Mexico Awaits Hague Ruling on Citizens on U.S. Death Row (ADAM LIPTAK, 1/16/04, NY Times)

[Osbaldo Torres] is one of 52 Mexican citizens in eight states whose convictions and death sentences are being challenged by Mexico in the International Court of Justice in The Hague. Mexico says the United States violated a treaty guaranteeing that foreigners arrested in this country have access to representatives of their government.

The court ordered the United States last February not to kill Mr. Torres and two compatriots, at least until it issues its final ruling, which is expected to come in the spring.

None of the 52 Mexicans have been put to death. In Mr. Torres’s case, the Oklahoma attorney general asked a state appeals court in November to stay the execution “out of courtesy” to the international court. It was an unprecedented act of deference by an American official, legal experts said.

Mexico is seeking to void all 52 convictions and death sentences, contending that its citizens were denied the right to meet promptly with Mexican diplomats. The defendants should be retried, Mexico says, with statements obtained before such meetings excluded.

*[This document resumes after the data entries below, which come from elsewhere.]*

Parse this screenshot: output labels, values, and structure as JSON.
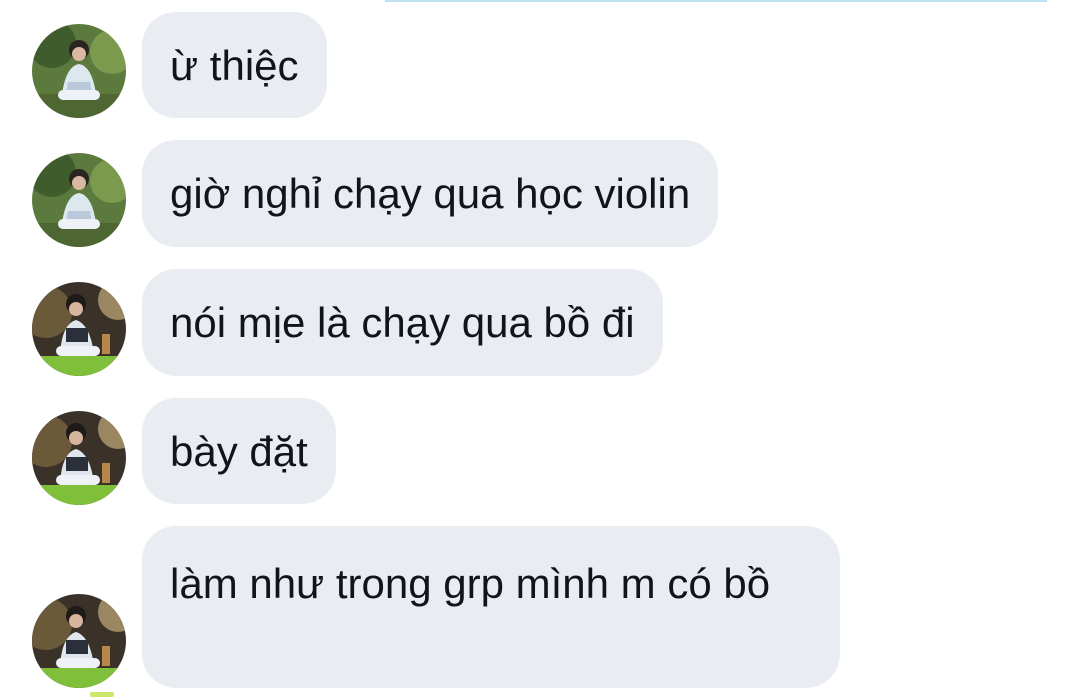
{
  "messages": [
    {
      "text": "ừ thiệc",
      "avatar": "avatar-green-photo"
    },
    {
      "text": "giờ nghỉ chạy qua học violin",
      "avatar": "avatar-green-photo"
    },
    {
      "text": "nói mịe là chạy qua bồ đi",
      "avatar": "avatar-dark-photo"
    },
    {
      "text": "bày đặt",
      "avatar": "avatar-dark-photo"
    },
    {
      "text": "làm như trong grp mình m có bồ",
      "avatar": "avatar-dark-photo"
    }
  ],
  "colors": {
    "bubble_bg": "#e9edf2",
    "text": "#111418",
    "top_divider": "#bfe3f3"
  }
}
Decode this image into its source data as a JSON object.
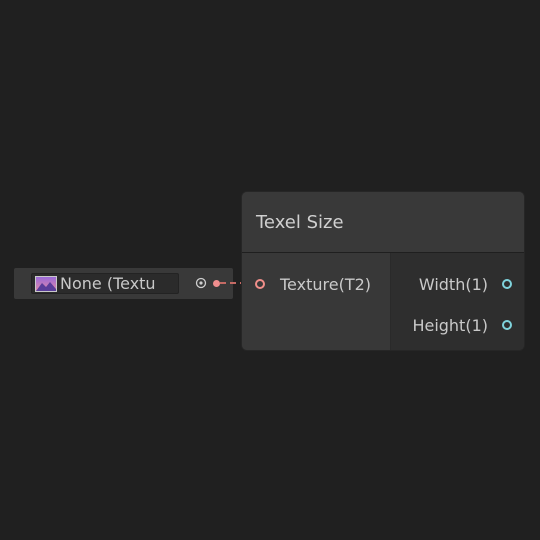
{
  "property_field": {
    "object_label": "None (Textu",
    "thumbnail_icon": "texture-thumbnail-icon",
    "picker_icon": "object-picker-icon",
    "port_color": "#f08e8e"
  },
  "node": {
    "title": "Texel Size",
    "inputs": [
      {
        "label": "Texture(T2)",
        "color": "#f18f8a"
      }
    ],
    "outputs": [
      {
        "label": "Width(1)",
        "color": "#7fd3dc"
      },
      {
        "label": "Height(1)",
        "color": "#7fd3dc"
      }
    ]
  },
  "wire": {
    "color": "#c46a64",
    "style": "dashed"
  }
}
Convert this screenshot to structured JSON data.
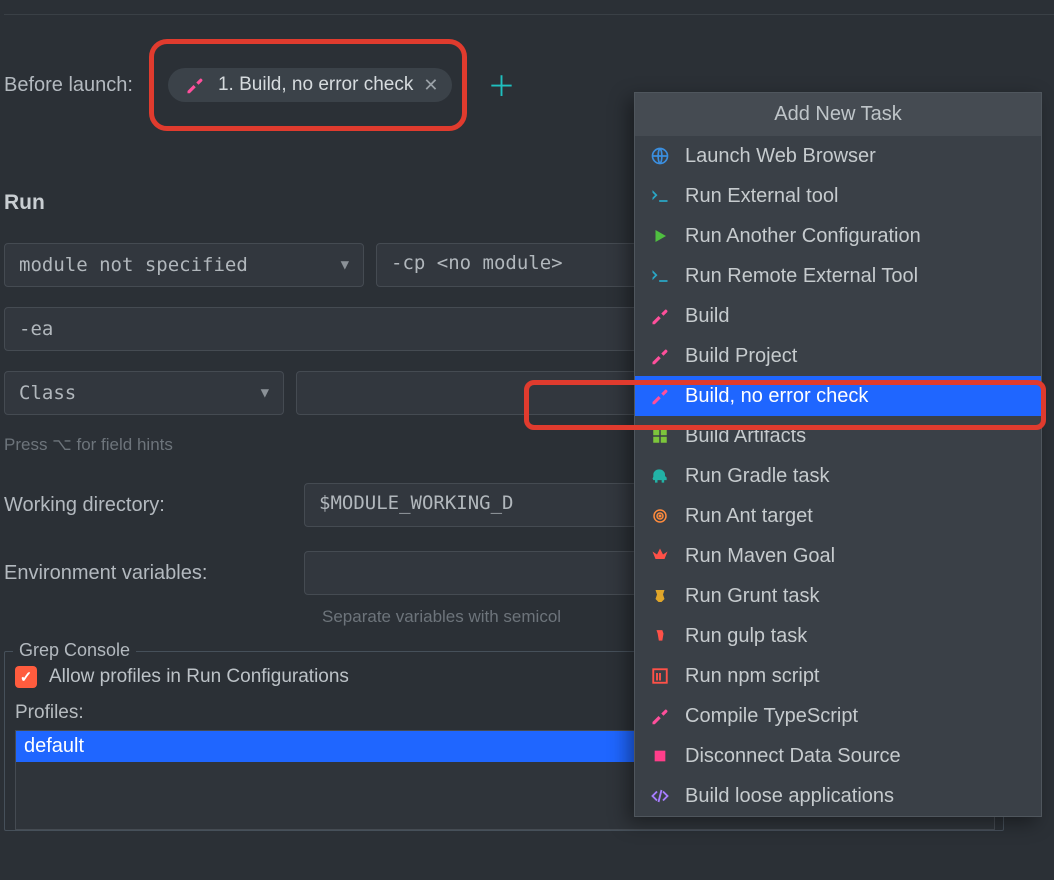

Mexico also asked the court to require that the United States honor these so-called consular rights in the future, perhaps by rewriting the standard Miranda warning given suspects before they are questioned by the police.

A ruling in Mexico’s favor would be most beneficial politically, allowing Mr. Bush to ignore it and go ahead with putting aliens to death, while Democrats would be forced to repudiate an instance of the transnationalism that they otherwise advocate.